His moral victory was lasting the course with a 40-year-old veteran a decade removed from his prime.
The problem for The Problem was he was not active enough, nothing like.
That has often been a criticism and against a volume puncher it was always going to be a challenge.
But Broner won’t try to change. He won’t be busier; he won’t up his workrate.
He won’t feel the need to do anything different. Why would he?
Boxing has helped create this monster, tossing titles at him in different weight classes when he’d not paid his dues at the poundage, all the while rewarding him for being a creep and employing boorish behaviour of the highest order.
Let’s not waste words retracing ugly old footsteps here, shall we?
We know the rapsheet, boxing and non-boxing related.
So Broner allows us the opportunity to cock both barrels and let hell fire. He gives the media and his detractors the ammunition and it’s as though there is a catharsis with seeing him lose, as though he has every defeat coming to him.
In the ring Broner has only rarely delivered on his boasts. He certainly could not gain a semblance of control against Pacquiao and he could not do it in the post-fight interview when he ran headlong into the stubborn and professional Jim Gray, who was not compliant with Broner’s dictatorial terms of engagement.
“Bring your mother****** ass over here, I got a lot to say,” snarled Broner.
Shot down in flames for the second time in the night, Gray abruptly told him, “We’re going to conduct this interview professionally or we’re not going to have an interview, you make the decision.”
Broner said he beat Pacquiao. He said he outlanded him in each round. He said he won. Wrong once. Wrong twice. Wrong three times.
And as much as he was booed making his hysterical claims you have to smirk at his disillusionment. You’d be generous to give him three rounds. It was not close. And that was largely the case because the one thing he said he did, outlanded Pacquiao, is the one thing he significantly did not do.

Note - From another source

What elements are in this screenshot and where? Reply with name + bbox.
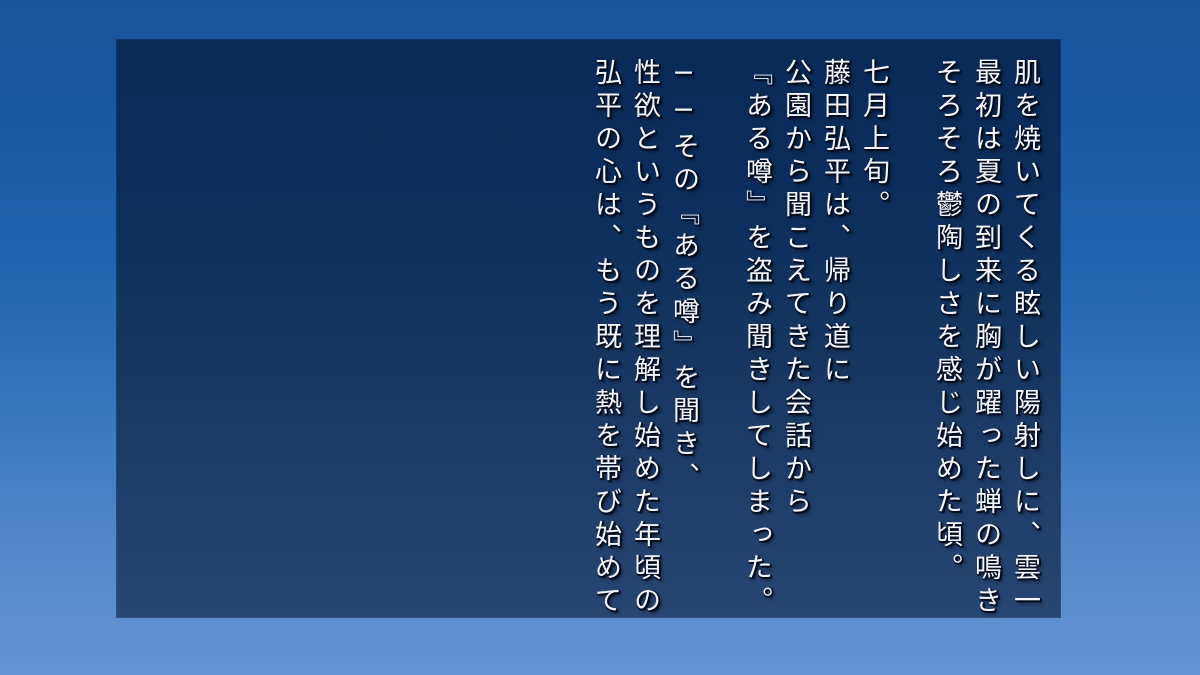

But Broner’s pleas for justice, that the fix was in because the world wants to see Floyd Mayweather-Manny Pacquiao II (please, no!) didn’t just fall on death ears but they drew incredulous smiles, sneers and sniggers.
You can’t flush these scorecards down the toilet like you do dollar bills, Adrien. You can’t intimidate Gray or Al Bernstein into doing anything but their jobs. They don’t need your sullen charity, your help, your publicity or your pity. And when you’re gone from this business, they won’t need you, either.
No one does. Boxing certainly doesn’t. In fact, it will be a more pleasant place without you. Perhaps that’s harsh. Maybe behind closed doors you’re not the person you set out for people to believe you are. But the one we see is the one we would hide our children from watching and the character we would filter out of their social media queues.
Yet when one thinks about it deeply enough we have enabled and encouraged this behaviour. We have launched world titles at him that he didn’t deserve, given him coverage he had not earned, put him on covers of magazines he did not merit – all because of who he was and what he did. Because for a man who’s lost every big fight he has had, he’s rich, famous and a four-weight world champion. Boxing has done that. Boxing has allowed that. We’ve been telling him how good he is by giving him prominence, forcing more worthy fighters down the pecking order in favour of his bizarre and crass behaviour. Yes, we may have done it with a shake of the head and a tut but we still did it. We were complicit. We created this monster, we’ve built him up and then we’ve knocked him down. And because of the money he’s kept coming back, he’s allowed it to happen and he hasn’t changed.
It is actually a poisonous concoction but it will continue for a while yet.
How Broner feels about the Pacquiao fight may alter if he gives himself enough time to watch it back. But there’s a chance that he will be told by those around him that he was robbed, fleeced and screwed over and that story will be positively reinforced in his own mind, the same way we have done it by empowering him to become rich and famous through boxing without having to be the best in boxing.
Let’s not forget that Broner could fight his ass off but along the way things changed. Discipline, life, the real world… Everything gets in the way. But true champions stay on course. Their life is about boxing with numerous side stories. Broner’s life is numerous side stories with a bit of boxing thrown in.
He won’t be remembered for being a brilliant fighter. He won’t be remembered for not being as good as he could and should have been. But he has created such a stench over the last 10 years that he will at least be remembered. And if that was his goal then it’s mission accomplished and we have been part of The Problem.